It's "happy minute" (11:11pm) as I write. I felt happier at most of the other minutes of the day than I do at once again being up at this hour, but it just hasn't felt like there has been an overabundance of minutes in the day... Overall it was a wonderful day today. I've determined over the last number of years that I tend to enjoy Jason's birthday even more than mine. I'm such a sucker for getting wrapped up in expectations of what a birthday should be like, or thinking about how I'm going to make Jason's birthday special, that I don't tend to soak in the actual day of my birth all that well. But I sure enjoy the day after. Maybe I just enjoy spending a good part of the day in the kitchen. Kali enjoyed helping to craft Daddy's birthday menus. Of course she was quite certain she knew just what Daddy would want to eat, but boy did some of her suggestions sound like her favorites. :)
Jason thoroughly enjoyed spending a good part of his day with his hands in dirt. Kali and I joined him long enough to help him plant garlic (which he has determined he hopes to make a yearly tradition on his birthday). We also planted the first redbud tree, which will be part of a grove of trees. This was the first planting in an area that Jason dreams of being a memory garden in honor of Nora. And last we put "Kali's tree" that we took from our first apartment to our first home on E Wolfe St to our Fruit Farm Lane home in its final resting spot. It felt good to end the planting with her tree.

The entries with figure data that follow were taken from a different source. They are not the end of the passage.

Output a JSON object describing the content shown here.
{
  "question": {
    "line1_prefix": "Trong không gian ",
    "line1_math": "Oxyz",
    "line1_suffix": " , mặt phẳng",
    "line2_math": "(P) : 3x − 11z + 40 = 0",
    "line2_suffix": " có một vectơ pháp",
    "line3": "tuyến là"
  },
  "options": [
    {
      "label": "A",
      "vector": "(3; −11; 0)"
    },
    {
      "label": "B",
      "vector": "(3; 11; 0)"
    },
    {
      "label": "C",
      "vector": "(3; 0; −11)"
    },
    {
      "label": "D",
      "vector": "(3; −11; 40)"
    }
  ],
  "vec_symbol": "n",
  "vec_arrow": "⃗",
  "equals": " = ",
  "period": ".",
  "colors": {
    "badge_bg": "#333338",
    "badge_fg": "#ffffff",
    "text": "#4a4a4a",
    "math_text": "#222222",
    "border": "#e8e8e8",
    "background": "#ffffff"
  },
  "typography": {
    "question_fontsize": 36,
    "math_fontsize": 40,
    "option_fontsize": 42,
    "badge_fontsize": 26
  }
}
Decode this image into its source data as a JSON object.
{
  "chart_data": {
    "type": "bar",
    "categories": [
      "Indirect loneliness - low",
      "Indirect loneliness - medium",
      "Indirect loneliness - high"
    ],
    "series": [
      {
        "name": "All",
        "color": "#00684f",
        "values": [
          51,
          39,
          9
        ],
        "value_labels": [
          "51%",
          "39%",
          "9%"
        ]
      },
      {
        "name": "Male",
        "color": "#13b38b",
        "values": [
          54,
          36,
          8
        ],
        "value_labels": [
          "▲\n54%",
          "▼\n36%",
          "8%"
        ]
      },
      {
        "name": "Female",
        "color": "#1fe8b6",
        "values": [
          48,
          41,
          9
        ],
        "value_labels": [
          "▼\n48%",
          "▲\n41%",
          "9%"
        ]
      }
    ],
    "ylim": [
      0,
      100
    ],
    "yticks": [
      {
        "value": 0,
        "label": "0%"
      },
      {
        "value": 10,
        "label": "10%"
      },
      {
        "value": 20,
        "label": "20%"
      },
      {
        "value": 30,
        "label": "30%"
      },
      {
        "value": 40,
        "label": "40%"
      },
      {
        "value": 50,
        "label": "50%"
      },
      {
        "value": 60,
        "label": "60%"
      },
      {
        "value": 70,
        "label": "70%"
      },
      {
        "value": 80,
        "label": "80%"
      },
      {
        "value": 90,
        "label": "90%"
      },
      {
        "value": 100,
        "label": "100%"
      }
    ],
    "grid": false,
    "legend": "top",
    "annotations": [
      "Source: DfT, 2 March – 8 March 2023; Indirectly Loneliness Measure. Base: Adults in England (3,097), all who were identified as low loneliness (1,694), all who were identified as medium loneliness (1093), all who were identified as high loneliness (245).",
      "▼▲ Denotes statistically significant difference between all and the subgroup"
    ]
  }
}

The other night Kali and I were laying in bed talking about writing books and dedicating them to people. I mentioned that if I ever wrote a book I would dedicate it to "Nora and Kali." She thought about this for a moment and then suggested that I could dedicate it to her and write it about Nora since "there's more news to tell." It was one of those precious windows into her little mind. It was clear that somewhere in her on some level she had absorbed the idea that Nora's life (and death) was more interesting or more news worthy than hers. She didn't say it with any bitterness that I could tell but I was grateful to be present to hear it spoken outloud.
I think sometimes in an effort to keep my memories of Nora alive in our home, I forget about how it may come across to Kali. In my mind it is pretty clear: Kali is healthy and growing and here with us. I can hug her and tell her I love her anytime. We play games together, read books, cook and bake together. Nora isn't here. It sure doesn't feel to me that she is the favored one in life. But Kali listens to everything. She hears us processing with each other. She listens to our phone calls even when she seems otherwise occupied. She catches my tears from time to time. And she soaks it all up.
So I find myself trying to verbalize more to her the ways she is special to me. The amazing new things she is doing (like her budding interest in photography). The ways she is growing and changing and what an important part of our family she is. Hopefully she will soak all that up too.